ADVOCACIA PRO BONO.


"Advocacia voluntária e cidadã".

Para uns, a chamada “advocacia para o bem” surgiu nos Estados Unidos, por meio de iniciativas da sociedade e, embora não obrigatória, essa prestação de serviço passou a contar com programas coordenados pelas próprias associações estaduais de advogados. Para outros, foi na Roma antiga que começaram esses trabalhos advocatícios gratuitos aos menos favorecidos. No entanto, o que importa não é onde nasceu a ideia, mas como ela funciona no mundo civilizado.

A advocacia solidária, pro bono, a rigor, se trata de uma medida essencial à consolidação do Estado Democrático de Direito, haja vista a prevalência dos direitos da cidadania sobre os interesses puramente corporativos. A advocacia pro bono, ao ampliar o acesso à Justiça, presta relevante serviço público, resgata a função social da operação do direito e pratica uma justiça mais eficiente, em face de um contexto de exclusão, extremamente desumano e desigual.

No Brasil existem relatos dessa prática desde a época do Império, e o nome mais lembrado nos últimos cem anos é o de Ruy Barbosa, o maior jurista de todos os tempos, que foi o primeiro advogado pro bono, solidário, defendendo escravos subjugados e marinheiros revoltosos, em causas quase impossíveis, mas coroadas de êxito, graças ao desprendimento do ilustre causídico.

Com o passar dos anos, cresce o interesse pela causa cidadã, mas o exercício livre dessa modalidade advocatícia dependia de um posicionamento oficial da OAB Nacional. Os pontos negativos anteriormente levantados pela Turma de Ética e Disciplina da OAB foram superados, ficando entendido que a advocacia pro bono não é imposta, mas voluntária, e não elide e nem se confunde com nenhuma outra área institucional. Ademais, essa assessoria jurídica não se limitaria à representação em Juízo, mas criaria estruturas que permitissem um atendimento preventivo à população carente e às entidades sem fins lucrativos, com objetivos sociais.

Tomando-se por base o grande número de associações comunitárias, entidades filantrópicas e de utilidade pública, todas carentes, e mediante a notória necessidade de se multiplicar o acesso à Justiça para os despossuídos, a advocacia pro bono foi aprovada pelo Conselho Pleno da OAB Federal e regulamentada pelo Novo Código de Ética e Disciplina., em sessões ordinárias realizadas em junho e outubro deste ano.
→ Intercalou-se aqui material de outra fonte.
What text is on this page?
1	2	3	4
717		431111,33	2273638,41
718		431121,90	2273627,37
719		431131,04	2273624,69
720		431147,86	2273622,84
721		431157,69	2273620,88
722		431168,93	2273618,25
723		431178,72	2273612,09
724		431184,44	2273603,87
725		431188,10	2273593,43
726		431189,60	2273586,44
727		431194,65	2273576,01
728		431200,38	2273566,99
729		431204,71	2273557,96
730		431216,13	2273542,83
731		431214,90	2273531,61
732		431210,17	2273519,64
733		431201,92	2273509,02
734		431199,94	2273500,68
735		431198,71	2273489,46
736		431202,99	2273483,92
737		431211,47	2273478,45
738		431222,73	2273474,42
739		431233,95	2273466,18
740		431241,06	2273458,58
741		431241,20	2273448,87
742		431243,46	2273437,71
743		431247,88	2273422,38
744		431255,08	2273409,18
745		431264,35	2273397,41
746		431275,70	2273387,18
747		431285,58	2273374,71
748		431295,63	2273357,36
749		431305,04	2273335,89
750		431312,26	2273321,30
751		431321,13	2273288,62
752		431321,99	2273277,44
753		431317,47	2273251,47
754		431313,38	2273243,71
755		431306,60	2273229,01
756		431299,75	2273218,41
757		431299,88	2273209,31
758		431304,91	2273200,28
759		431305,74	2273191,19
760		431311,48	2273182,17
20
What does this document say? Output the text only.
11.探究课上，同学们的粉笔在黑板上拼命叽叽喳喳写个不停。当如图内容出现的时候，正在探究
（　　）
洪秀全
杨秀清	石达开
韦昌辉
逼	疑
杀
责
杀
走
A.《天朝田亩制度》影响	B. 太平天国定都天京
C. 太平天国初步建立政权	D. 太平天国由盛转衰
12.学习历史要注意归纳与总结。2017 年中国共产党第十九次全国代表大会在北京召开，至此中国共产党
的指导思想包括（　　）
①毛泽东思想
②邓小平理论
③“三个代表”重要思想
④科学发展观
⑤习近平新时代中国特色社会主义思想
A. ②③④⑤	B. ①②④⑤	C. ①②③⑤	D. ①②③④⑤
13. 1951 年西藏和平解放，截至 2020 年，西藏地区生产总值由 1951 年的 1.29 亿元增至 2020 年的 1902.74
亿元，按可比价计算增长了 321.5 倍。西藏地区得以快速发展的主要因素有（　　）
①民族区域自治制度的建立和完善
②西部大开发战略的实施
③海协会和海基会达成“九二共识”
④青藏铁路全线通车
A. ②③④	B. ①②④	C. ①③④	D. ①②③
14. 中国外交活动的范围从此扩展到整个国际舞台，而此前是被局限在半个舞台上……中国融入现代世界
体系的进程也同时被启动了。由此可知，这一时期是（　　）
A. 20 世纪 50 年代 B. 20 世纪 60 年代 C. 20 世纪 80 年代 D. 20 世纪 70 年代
Embora nunca tivesse contado com uma regulamentação nacional, a advocacia pro bono, praticada há mais de cem anos no Brasil é exercida gratuitamente em favor de instituições sociais sem fins lucrativos ou pessoas naturais que não têm recursos para contratar profissionais para consultoria, assessoria ou atuação judicial.

No mínimo, o gesto da OAB pode ser encarado como humanitário, democrático, cidadão e incentivador do exercício da advocacia solidária, gratuita, para os comprovadamente hipossuficientes. De sorte que, o Estatuto da Advocacia e da OAB (Lei Federal nº 8.906/94), ao dispor no seu artigo 2º, § 1º, que “no seu ministério privado, o advogado presta serviço público e exerce função social”, torna imprescindível que os advogados e as bancas de advocacia exerçam essa função social de elevada importância, valorizando ainda mais a respectiva atividade profissional, considerada “indispensável à administração da justiça”, nos termos do artigo 133, da Constituição da República.

A Ordem dos Advogados do Brasil tem uma história brilhante na construção desse país. Não é crível que a advocacia pro bono estabeleça concorrência desleal ou diminua o espaço de atuação dos advogados. Ao contrário, o trabalho é com expectativas de uma sociedade melhor e de um país que vire a página da desigualdade social, onde os anseios por ganhos materiais não se coloquem acima da cidadania e onde não se neguem a quaisquer do povo o direito e o acesso à Justiça. Da mesma forma, não se negue ao advogado o exercício da liberdade, resguardando a advocacia enquanto instrumento de democratização e de transformação social.

Wilson Campos (Advogado/Presidente da Comissão de Defesa da Cidadania e dos Interesses Coletivos da Sociedade, da OAB/MG).